Observations of the PCB distribution within and in-between ice, snow, ice-rafted debris, ice-interstitial water, and seawater in the Barents Sea marginal ice zone and the North Pole area.

To evaluate the two hypotheses of locally elevated exposure of persistent organic pollutants (POPs) in ice-associated microenvironments and ice as a key carrier for long-range transport of POPs to the Arctic marginal ice zone (MIZ), dissolved and particulate polychlorinated biphenyls (PCBs) were analyzed in ice, snow, ice-interstitial water (IIW), seawater in the melt layer underlying the ice, and in ice-rafted sediment (IRS) from the Barents Sea MIZ to the high Arctic in the summer of 2001. Ultra-clean sampling equipment and protocols were specially developed for this expedition, including construction of a permanent clean room facility and a stainless steel seawater intake system on the I/B ODEN as well as two mobile 370 l ice-melting systems.
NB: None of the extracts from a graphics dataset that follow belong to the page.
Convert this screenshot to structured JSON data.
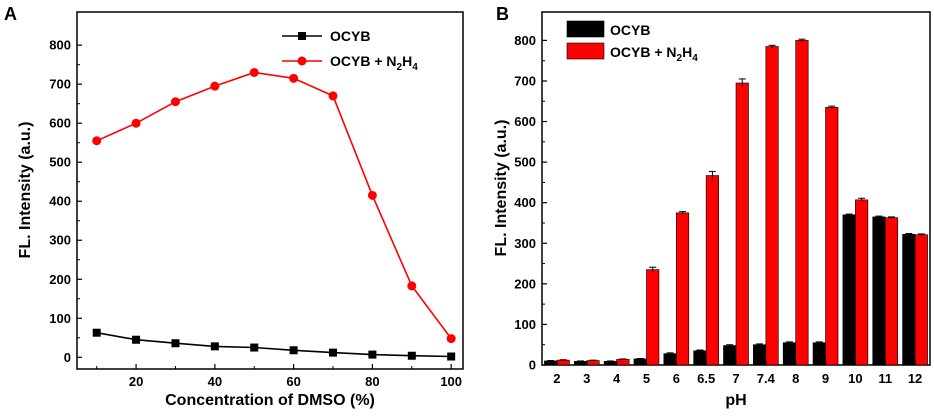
{
  "chart_data": [
    {
      "panel_label": "A",
      "type": "line",
      "xlabel": "Concentration of DMSO (%)",
      "ylabel": "FL. Intensity (a.u.)",
      "xlim": [
        5,
        103
      ],
      "ylim": [
        -30,
        885
      ],
      "x_ticks": [
        "20",
        "40",
        "60",
        "80",
        "100"
      ],
      "y_ticks": [
        "0",
        "100",
        "200",
        "300",
        "400",
        "500",
        "600",
        "700",
        "800"
      ],
      "x": [
        10,
        20,
        30,
        40,
        50,
        60,
        70,
        80,
        90,
        100
      ],
      "series": [
        {
          "name": "OCYB",
          "legend_main": "OCYB",
          "legend_sub": "",
          "legend_tail": "",
          "color": "#000000",
          "marker": "square",
          "values": [
            63,
            45,
            36,
            28,
            25,
            18,
            12,
            7,
            4,
            2
          ]
        },
        {
          "name": "OCYB + N2H4",
          "legend_main": "OCYB + N",
          "legend_sub": "2",
          "legend_tail": "H",
          "legend_sub2": "4",
          "color": "#ff0000",
          "marker": "circle",
          "values": [
            555,
            600,
            655,
            695,
            730,
            715,
            670,
            415,
            183,
            48
          ]
        }
      ]
    },
    {
      "panel_label": "B",
      "type": "bar",
      "xlabel": "pH",
      "ylabel": "FL. Intensity (a.u.)",
      "ylim": [
        0,
        870
      ],
      "categories": [
        "2",
        "3",
        "4",
        "5",
        "6",
        "6.5",
        "7",
        "7.4",
        "8",
        "9",
        "10",
        "11",
        "12"
      ],
      "y_ticks": [
        "0",
        "100",
        "200",
        "300",
        "400",
        "500",
        "600",
        "700",
        "800"
      ],
      "series": [
        {
          "name": "OCYB",
          "legend_main": "OCYB",
          "legend_sub": "",
          "legend_tail": "",
          "color": "#000000",
          "values": [
            10,
            9,
            9,
            15,
            28,
            35,
            48,
            50,
            55,
            55,
            370,
            365,
            322
          ],
          "errors": [
            1,
            1,
            1,
            1,
            2,
            2,
            2,
            2,
            2,
            2,
            2,
            2,
            2
          ]
        },
        {
          "name": "OCYB + N2H4",
          "legend_main": "OCYB + N",
          "legend_sub": "2",
          "legend_tail": "H",
          "legend_sub2": "4",
          "color": "#ff0000",
          "values": [
            12,
            11,
            14,
            235,
            375,
            467,
            695,
            785,
            800,
            635,
            407,
            363,
            321
          ],
          "errors": [
            1,
            1,
            1,
            6,
            3,
            10,
            10,
            3,
            3,
            3,
            4,
            2,
            2
          ]
        }
      ]
    }
  ]
}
Similar concentrations were found in several ice-associated compartments. For instance, the concentration of one of the most abundant congeners, PCB 52, was typically on the order of 0.1-0.3 pg l(-1) in the dissolved (melted) phase of the ice, snow, IIW, and underlying seawater while its particulate organic-carbon (POC) normalized concentrations were around 1-3 ng gPOC(-1) in the ice, snow, IIW, and IRS. The solid-water distribution of PCBs in ice was well correlated with and predictable from K(ow) (ice log K(oc)-log K(ow) regressions: p<0.05, r2=0.78-0.98, n=9), indicating near-equilibrium partitioning of PCBs within each local ice system. These results do generally not evidence the existence of physical microenvironments with locally elevated POP exposures. However, there were some indications that the ice-associated system had harbored local environments with higher exposure levels earlier/before the melting/vegetative season, as a few samples had PCB concentrations elevated by factors of 5-10 relative to the typical values, and the elevated levels were predominantly found at the station where melting had putatively progressed the least. The very low PCB concentrations and absence of any significant concentration gradients, both in-between different matrices and over the Eurasian Arctic basin scale, suggest that ice is not an important long-range transport purveyor of POPs to the Arctic MIZ ecosystem.